Based on physicochemical characteristics, particularly water solubility and octanol-water partition coefficient, absorption by the dermal, oral and inhalation route is expected. This assumption is further supported by the results of the acute toxicity studies, revealing some effects at very high doses (above 2000 mg/kg bw resp. at very high vapour concentrations). Bioaccumulation of n-propyl acetate or its breakdown products will not occur. Enzymatic hydrolysis of n-propyl acetate  is rapid. Propan-1-ol is oxidized to propionaldehyde and propionic acid and degraded via the tricarboxylic acid cycle. The second degradation product, acetic acid, is a common ingredient in food and a metabolite in animal tissues. It is used in the biosynthesis of various structural and functional molecules and can also be degraded via the tricarboxylic acid cycle.

Key value for chemical safety assessment

Bioaccumulation potential:
no bioaccumulation potential

Additional information

N-propyl acetate is a colourless liquid at room temperature with a molecular weight of 102.1317 g/mol. The substance is soluble in water (18.9 g/L). The log Pow value was determined to be 1.4. N-propyl acetate has a vapour pressure of 33 hPa at 20 °C.

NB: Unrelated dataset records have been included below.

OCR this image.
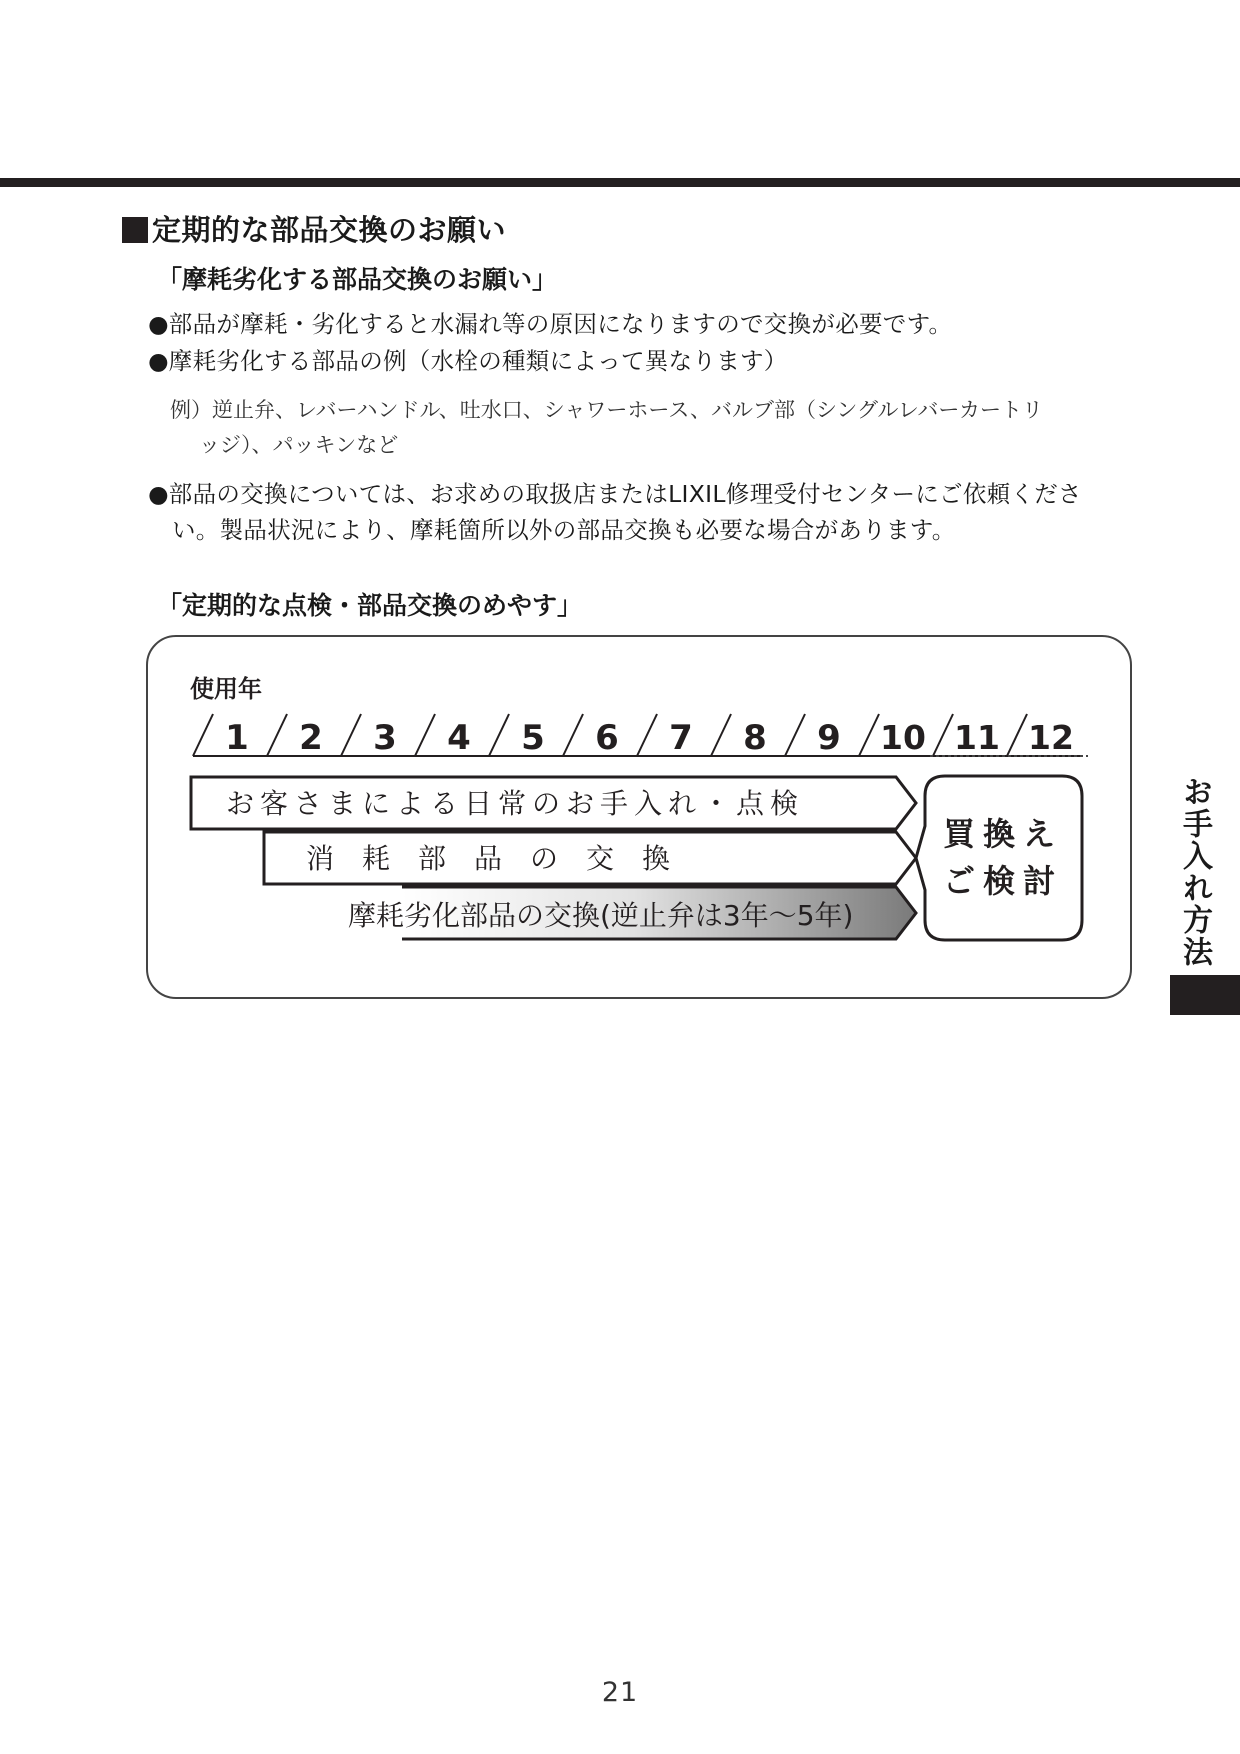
定期的な部品交換のお願い
「摩耗劣化する部品交換のお願い」
●部品が摩耗・劣化すると水漏れ等の原因になりますので交換が必要です。
●摩耗劣化する部品の例（水栓の種類によって異なります）
例）逆止弁、レバーハンドル、吐水口、シャワーホース、バルブ部（シングルレバーカートリ
ッジ）、パッキンなど
●部品の交換については、お求めの取扱店またはLIXIL修理受付センターにご依頼くださ
い。製品状況により、摩耗箇所以外の部品交換も必要な場合があります。
「定期的な点検・部品交換のめやす」
使用年
1 2 3 4 5 6 7 8 9 10 11 12
お客さまによる日常のお手入れ・点検
消　耗　部　品　の　交　換
摩耗劣化部品の交換(逆止弁は3年〜5年)
買換え
ご検討	お手入れ方法
21
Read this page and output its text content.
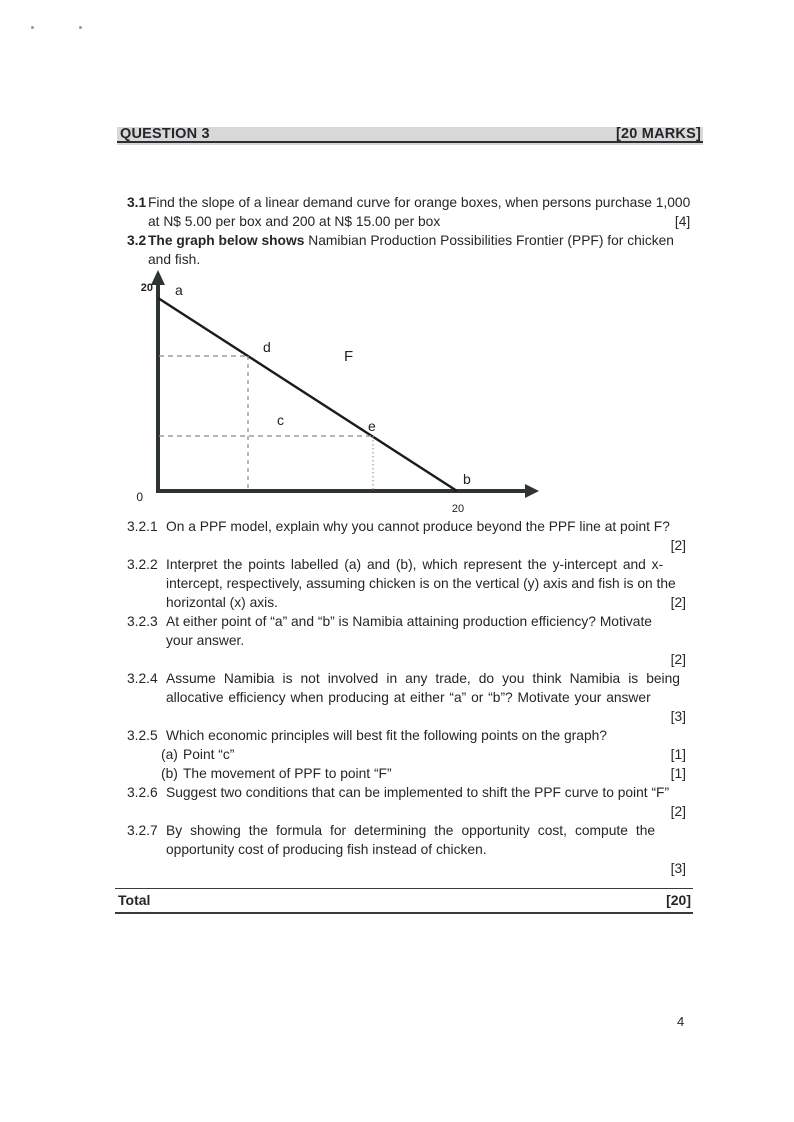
QUESTION 3	[20 MARKS]
3.1 Find the slope of a linear demand curve for orange boxes, when persons purchase 1,000
at N$ 5.00 per box and 200 at N$ 15.00 per box	[4]
3.2 The graph below shows Namibian Production Possibilities Frontier (PPF) for chicken
and fish.
20 a
d
F
c	e
b
0
20
3.2.1 On a PPF model, explain why you cannot produce beyond the PPF line at point F?
[2]
3.2.2 Interpret the points labelled (a) and (b), which represent the y-intercept and x-
intercept, respectively, assuming chicken is on the vertical (y) axis and fish is on the
horizontal (x) axis.	[2]
3.2.3 At either point of “a” and “b” is Namibia attaining production efficiency? Motivate
your answer.
[2]
3.2.4 Assume Namibia is not involved in any trade, do you think Namibia is being
allocative efficiency when producing at either “a” or “b”? Motivate your answer
[3]
3.2.5 Which economic principles will best fit the following points on the graph?
(a) Point “c”	[1]
(b) The movement of PPF to point “F”	[1]
3.2.6 Suggest two conditions that can be implemented to shift the PPF curve to point “F”
[2]
3.2.7 By showing the formula for determining the opportunity cost, compute the
opportunity cost of producing fish instead of chicken.
[3]
Total	[20]
4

Generally, oral absorption is favoured for molecular weights below 500 g/mol. Furthermore, the relatively high water solubility enables the substance to readily dissolve in the gastrointestinal fluids, allowing direct uptake into the systemic circulation through aqueous pores or via carriage of the molecules across membranes with the bulk passage of water. The moderate log Pow value of n-propyl acetate is favourable for passive diffusion. Taken together, the physiochemical properties indicate n-propyl acetate becomes bioavailable following the oral route. This assumption is confirmed by the results of the acute toxicity studies. These results did not lead to classification of the substance, but at least mortality was observed (leading to LD50 values of >2000 mg/kg bw).

Furthermore acetic esters with shorter alkyl chains, like propyl acetate, are known to be absorbed by the dermal route as these esters easily penetrate the skin (CIR 2010).

Absorption through mucous membranes does also take place, therefore uptake via inhalation is possible as well.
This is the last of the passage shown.